When you’re in your twenties, weddings are great. Long blurs of legitimate drunkenness, snogging people you’ve never met and blaming the legitimised drunkenness, and lots of unidentifiable free food. After you’ve been to a hundred weddings, you realise that they also entail hangovers, the disappearance of large sums of money, painful footwear, and the high probability that you’ll find yourself in a top-notch restaurant with an inventive menu that you can’t partake of, being force-fed instead on a pre-set wedding menu of endless canapés and bland white wine provided by the bride’s cost-cutting father.

Not long ago I was in Berlin’s Tegel Airport when I got an SMS that nearly made me miss my plane. ‘Since you’re coming to England, would you like to attend our wedding?’ I sat for eighty minutes in Seat 27C, wondering why I’d believed I could avoid this. Weddings are to summer what ice is to winter, and Björk is to Iceland: Part of the Deal.

London is the most casual city in the world. You can wear jeans and flat boots everywhere – except to a late-summer wedding. I headed to the nearest high street, where sirens wailed day and night. It was awash with one-pound shops and offers to unlock stolen iPhones. No one stocked emergency dresses suitable for nuptials.

In Oxfam I chanced upon an Agnès B. dress for £8 and congratulated myself on not succumbing to that temporary wedding-guest madness that makes one buy a hideously overpriced outfit one will never wear again. Then I took Agnès B. to the cleaners. ‘French silk? Hmmm…’ The drycleaning bill came to about what the dress would have cost new. Then a few alterations were necessary. And shoes. And a bag.
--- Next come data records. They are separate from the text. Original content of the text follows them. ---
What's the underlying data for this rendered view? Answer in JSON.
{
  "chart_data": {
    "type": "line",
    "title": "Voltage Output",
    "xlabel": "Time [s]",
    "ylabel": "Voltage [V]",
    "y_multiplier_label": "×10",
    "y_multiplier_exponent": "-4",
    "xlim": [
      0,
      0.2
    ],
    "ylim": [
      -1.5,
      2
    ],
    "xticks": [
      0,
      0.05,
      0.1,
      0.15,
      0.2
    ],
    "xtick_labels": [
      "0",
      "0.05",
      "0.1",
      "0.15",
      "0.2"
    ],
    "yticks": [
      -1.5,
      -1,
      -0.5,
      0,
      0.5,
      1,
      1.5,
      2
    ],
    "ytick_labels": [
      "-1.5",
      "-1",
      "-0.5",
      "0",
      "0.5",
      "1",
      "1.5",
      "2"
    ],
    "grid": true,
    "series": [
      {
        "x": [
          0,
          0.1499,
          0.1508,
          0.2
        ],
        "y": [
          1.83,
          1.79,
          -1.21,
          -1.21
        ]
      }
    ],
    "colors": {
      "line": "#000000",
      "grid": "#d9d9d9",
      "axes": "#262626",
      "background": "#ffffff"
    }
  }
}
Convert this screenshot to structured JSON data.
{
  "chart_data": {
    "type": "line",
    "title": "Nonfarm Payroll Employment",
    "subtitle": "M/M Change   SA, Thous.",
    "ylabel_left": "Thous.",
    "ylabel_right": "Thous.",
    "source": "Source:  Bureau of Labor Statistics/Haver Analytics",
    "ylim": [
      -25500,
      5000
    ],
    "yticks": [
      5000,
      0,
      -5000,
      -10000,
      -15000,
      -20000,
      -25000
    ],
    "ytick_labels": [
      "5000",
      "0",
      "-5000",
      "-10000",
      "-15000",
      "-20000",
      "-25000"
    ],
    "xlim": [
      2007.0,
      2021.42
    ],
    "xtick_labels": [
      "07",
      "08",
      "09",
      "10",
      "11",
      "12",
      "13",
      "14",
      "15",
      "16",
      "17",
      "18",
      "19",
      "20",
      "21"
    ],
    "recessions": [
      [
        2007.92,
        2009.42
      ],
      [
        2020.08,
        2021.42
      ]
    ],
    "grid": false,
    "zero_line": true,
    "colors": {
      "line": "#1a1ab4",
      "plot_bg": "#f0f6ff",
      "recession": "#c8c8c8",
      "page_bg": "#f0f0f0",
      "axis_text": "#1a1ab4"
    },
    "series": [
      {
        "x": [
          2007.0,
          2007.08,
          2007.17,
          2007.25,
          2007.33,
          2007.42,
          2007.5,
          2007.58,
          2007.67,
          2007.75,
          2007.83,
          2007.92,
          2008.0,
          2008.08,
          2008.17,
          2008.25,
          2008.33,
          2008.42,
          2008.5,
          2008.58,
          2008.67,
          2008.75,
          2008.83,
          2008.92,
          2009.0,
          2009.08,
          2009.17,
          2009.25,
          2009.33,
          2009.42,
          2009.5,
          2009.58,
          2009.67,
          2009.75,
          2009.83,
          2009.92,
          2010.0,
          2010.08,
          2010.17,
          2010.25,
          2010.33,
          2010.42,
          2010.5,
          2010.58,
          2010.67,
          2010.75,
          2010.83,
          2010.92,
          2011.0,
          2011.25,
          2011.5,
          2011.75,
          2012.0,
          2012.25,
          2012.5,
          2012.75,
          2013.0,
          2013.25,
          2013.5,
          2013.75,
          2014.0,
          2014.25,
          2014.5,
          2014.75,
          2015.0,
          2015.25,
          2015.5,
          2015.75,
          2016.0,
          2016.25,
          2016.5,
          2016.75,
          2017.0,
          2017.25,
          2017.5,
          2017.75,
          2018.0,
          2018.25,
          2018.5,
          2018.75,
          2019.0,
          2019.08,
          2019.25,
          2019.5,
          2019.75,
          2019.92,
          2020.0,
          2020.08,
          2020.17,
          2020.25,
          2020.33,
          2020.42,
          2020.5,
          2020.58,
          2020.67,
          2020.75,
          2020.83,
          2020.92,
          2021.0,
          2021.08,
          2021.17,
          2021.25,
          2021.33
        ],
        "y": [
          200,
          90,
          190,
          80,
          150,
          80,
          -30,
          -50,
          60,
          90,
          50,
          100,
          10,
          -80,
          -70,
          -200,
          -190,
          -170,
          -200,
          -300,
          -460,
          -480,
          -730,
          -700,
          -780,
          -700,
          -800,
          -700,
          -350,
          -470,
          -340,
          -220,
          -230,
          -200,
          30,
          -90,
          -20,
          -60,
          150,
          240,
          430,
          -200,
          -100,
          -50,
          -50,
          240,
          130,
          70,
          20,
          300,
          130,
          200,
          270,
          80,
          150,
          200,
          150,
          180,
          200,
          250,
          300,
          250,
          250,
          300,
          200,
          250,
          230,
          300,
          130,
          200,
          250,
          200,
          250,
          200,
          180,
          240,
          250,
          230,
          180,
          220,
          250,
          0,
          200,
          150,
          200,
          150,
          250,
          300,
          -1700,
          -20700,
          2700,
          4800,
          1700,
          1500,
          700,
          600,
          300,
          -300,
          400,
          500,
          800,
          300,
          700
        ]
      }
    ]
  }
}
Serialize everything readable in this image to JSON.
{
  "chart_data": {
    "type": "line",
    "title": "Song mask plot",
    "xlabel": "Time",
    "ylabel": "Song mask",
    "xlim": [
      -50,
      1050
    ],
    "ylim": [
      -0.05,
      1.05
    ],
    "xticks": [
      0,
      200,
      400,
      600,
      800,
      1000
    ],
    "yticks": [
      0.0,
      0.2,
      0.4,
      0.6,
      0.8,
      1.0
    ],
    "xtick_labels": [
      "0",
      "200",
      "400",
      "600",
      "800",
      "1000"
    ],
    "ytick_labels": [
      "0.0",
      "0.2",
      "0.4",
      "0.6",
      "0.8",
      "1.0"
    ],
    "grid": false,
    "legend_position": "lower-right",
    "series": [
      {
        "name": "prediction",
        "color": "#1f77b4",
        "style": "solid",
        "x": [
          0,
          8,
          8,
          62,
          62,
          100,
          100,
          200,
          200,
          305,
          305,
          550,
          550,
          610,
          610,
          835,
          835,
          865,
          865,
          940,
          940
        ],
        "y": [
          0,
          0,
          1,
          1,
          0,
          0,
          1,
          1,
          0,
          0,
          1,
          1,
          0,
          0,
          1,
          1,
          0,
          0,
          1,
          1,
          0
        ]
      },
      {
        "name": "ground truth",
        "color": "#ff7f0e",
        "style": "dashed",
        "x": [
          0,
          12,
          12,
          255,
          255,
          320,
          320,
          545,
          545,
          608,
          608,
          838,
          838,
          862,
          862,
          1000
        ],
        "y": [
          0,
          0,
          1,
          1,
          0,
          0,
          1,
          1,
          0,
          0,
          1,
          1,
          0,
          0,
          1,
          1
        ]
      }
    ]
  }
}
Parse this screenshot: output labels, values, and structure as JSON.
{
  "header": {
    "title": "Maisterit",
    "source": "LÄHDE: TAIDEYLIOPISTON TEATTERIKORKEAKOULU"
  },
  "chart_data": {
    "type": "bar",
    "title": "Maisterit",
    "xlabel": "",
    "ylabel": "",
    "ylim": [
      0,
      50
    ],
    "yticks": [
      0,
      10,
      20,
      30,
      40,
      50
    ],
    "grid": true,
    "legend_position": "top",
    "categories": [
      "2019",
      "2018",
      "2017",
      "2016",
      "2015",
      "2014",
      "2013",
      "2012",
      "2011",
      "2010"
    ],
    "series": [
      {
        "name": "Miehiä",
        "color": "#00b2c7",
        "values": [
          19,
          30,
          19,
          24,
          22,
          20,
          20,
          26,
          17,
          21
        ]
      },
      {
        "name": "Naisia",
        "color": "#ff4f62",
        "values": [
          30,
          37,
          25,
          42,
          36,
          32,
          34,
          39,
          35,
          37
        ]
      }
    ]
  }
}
Scooting out of the taxi and into the townhall, I felt the same reluctance as before a dentist’s appointment, and told myself the same soothing mantras. It’ll soon be over. You’ll be glad you went. Then I saw the bride, and her visible happiness took my breath away.

In the Spanish restaurant afterwards, I met a large likeable history teacher. ‘I usually avoid weddings,’ he confessed. Someone overheard him. ‘Me too!’ Soon there was a whole group of Usual-Avoiders, all in agreement that this wedding was exceptionally nice. And looking at the glowing couple, I realised another truth: occasionally, just like Icelandic volcanoes, weddings can surprise you.

I cast one last longing glance at the ‘free’ diners in the room next door: free to order what they chose, wear what they wanted, and leave when they desired. And then I committed to the day. The waiter brought us some passable Cava, we ate lots of canapés, and summer dwindled to an end.